Kierkegaard and the Renaissance and Modern Traditions: Philosophy
Title | Kierkegaard and the Renaissance and Modern Traditions: Philosophy PDF eBook |
Author | Jon Bartley Stewart |
Publisher | Ashgate Publishing, Ltd. |
Pages | 230 |
Release | 2009 |
Genre | Philosophy |
ISBN | 9780754668183 |
The long period from the Renaissance to the nineteenth century supplied numerous sources for Kierkegaard's thought in any number of different fields. The present volume covers the period from the birth of Savonarola in 1452 through the beginning of the nineteenth century and into Kierkegaard's own time. The Danish thinker read authors representing vastly different traditions and time periods, and a diverse range of genres including philosophy, theology, literature, drama and music. The present volume consists of three tomes that are intended to cover Kierkegaard's sources in these different fields of thought.Tome I is dedicated to the philosophers of this period who played a role in shaping Kierkegaard's intellectual development.
Foundations of Modernity
Title | Foundations of Modernity PDF eBook |
Author | Isa Blumi |
Publisher | Routledge |
Pages | 283 |
Release | 2017-06-16 |
Genre | History |
ISBN | 1136718141 |
Innovatively looking at the complex interactions between indigenous peoples and modern imperialism in Arabia and Balkans, Foundations of Modernity challenges previous analytical models that attempt to capture the complexity of human interactions during the1800-1912 period in ways that instigates the paradigmatic shift of the "Euro-centric" perspective of modern world history.
Performance and Modernity
Title | Performance and Modernity PDF eBook |
Author | Julia A. Walker |
Publisher | Cambridge University Press |
Pages | 315 |
Release | 2022-01-06 |
Genre | Art |
ISBN | 1108833063 |
This book argues that ideas first take shape in the human body, appearing on stage in new styles of performance.

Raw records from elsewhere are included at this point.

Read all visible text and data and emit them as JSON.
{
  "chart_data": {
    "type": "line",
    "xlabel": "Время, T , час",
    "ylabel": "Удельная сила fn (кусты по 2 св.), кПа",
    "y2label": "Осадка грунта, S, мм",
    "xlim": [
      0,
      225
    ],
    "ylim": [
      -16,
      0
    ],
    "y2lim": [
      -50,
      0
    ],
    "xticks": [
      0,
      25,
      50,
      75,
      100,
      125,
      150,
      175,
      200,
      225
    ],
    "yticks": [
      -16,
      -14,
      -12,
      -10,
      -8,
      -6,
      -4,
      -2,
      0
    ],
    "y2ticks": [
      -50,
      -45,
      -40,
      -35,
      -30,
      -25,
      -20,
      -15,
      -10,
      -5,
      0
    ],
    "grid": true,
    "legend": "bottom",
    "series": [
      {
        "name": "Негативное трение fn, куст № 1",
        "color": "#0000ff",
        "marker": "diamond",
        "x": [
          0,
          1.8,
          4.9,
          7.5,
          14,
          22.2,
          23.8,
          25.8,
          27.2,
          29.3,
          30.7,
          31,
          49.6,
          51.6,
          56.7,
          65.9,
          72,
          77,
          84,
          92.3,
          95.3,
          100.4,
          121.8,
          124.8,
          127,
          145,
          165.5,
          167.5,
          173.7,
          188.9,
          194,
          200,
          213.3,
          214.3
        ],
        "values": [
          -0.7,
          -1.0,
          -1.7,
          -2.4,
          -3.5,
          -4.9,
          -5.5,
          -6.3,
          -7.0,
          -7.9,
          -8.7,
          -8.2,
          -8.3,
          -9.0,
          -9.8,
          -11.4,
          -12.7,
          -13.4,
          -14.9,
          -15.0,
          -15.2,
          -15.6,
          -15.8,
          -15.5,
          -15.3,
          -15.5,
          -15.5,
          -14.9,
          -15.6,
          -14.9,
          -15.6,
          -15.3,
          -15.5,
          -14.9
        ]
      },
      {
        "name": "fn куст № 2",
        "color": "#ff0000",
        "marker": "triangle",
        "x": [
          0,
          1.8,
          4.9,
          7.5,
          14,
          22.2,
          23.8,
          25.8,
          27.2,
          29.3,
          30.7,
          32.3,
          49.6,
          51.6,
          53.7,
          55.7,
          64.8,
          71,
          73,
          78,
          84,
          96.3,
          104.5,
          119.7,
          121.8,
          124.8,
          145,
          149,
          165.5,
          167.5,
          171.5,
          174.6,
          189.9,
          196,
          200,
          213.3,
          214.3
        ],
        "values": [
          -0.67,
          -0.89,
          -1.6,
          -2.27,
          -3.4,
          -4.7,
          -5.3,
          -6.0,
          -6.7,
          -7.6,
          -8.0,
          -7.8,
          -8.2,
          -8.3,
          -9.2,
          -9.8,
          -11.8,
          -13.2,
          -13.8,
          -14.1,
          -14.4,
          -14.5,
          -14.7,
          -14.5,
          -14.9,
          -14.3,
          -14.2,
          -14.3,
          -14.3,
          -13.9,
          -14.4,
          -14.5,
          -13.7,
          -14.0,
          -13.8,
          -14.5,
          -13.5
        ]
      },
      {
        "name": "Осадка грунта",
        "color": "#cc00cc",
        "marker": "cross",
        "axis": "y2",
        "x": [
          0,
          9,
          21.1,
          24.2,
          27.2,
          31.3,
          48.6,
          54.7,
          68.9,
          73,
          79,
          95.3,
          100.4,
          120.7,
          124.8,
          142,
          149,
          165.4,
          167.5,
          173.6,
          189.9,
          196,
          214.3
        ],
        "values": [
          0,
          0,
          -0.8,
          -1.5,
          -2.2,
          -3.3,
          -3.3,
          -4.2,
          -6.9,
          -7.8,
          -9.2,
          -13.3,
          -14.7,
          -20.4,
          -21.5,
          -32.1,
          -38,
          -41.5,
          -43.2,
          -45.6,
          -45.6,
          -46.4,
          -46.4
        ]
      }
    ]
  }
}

Helmholtz and the Modern Listener
Title | Helmholtz and the Modern Listener PDF eBook |
Author | Benjamin Steege |
Publisher | Cambridge University Press |
Pages | 295 |
Release | 2012-07-19 |
Genre | Music |
ISBN | 1139510649 |
The musical writings of scientist Hermann von Helmholtz (1821–94) have long been considered epoch-making in the histories of both science and aesthetics. Widely regarded as having promised an authoritative scientific foundation for harmonic practice, Helmholtz can also be read as posing a series of persistent challenges to our understanding of the musical listener. Helmholtz was at the forefront of sweeping changes in discourse about human perception. His interrogation of the physiology of hearing threw notions of the self-possessed listener into doubt and conjured a sense of vulnerability to mechanistic forces and fragmentary experience. Yet this new image of the listener was simultaneously caught up in wider projects of discipline, education and liberal reform. Reading Helmholtz in conjunction with a range of his intellectual sources and heirs, from Goethe to Max Weber to George Bernard Shaw, Steege explores the significance of Helmholtz's listener as an emblem of a broader cultural modernity.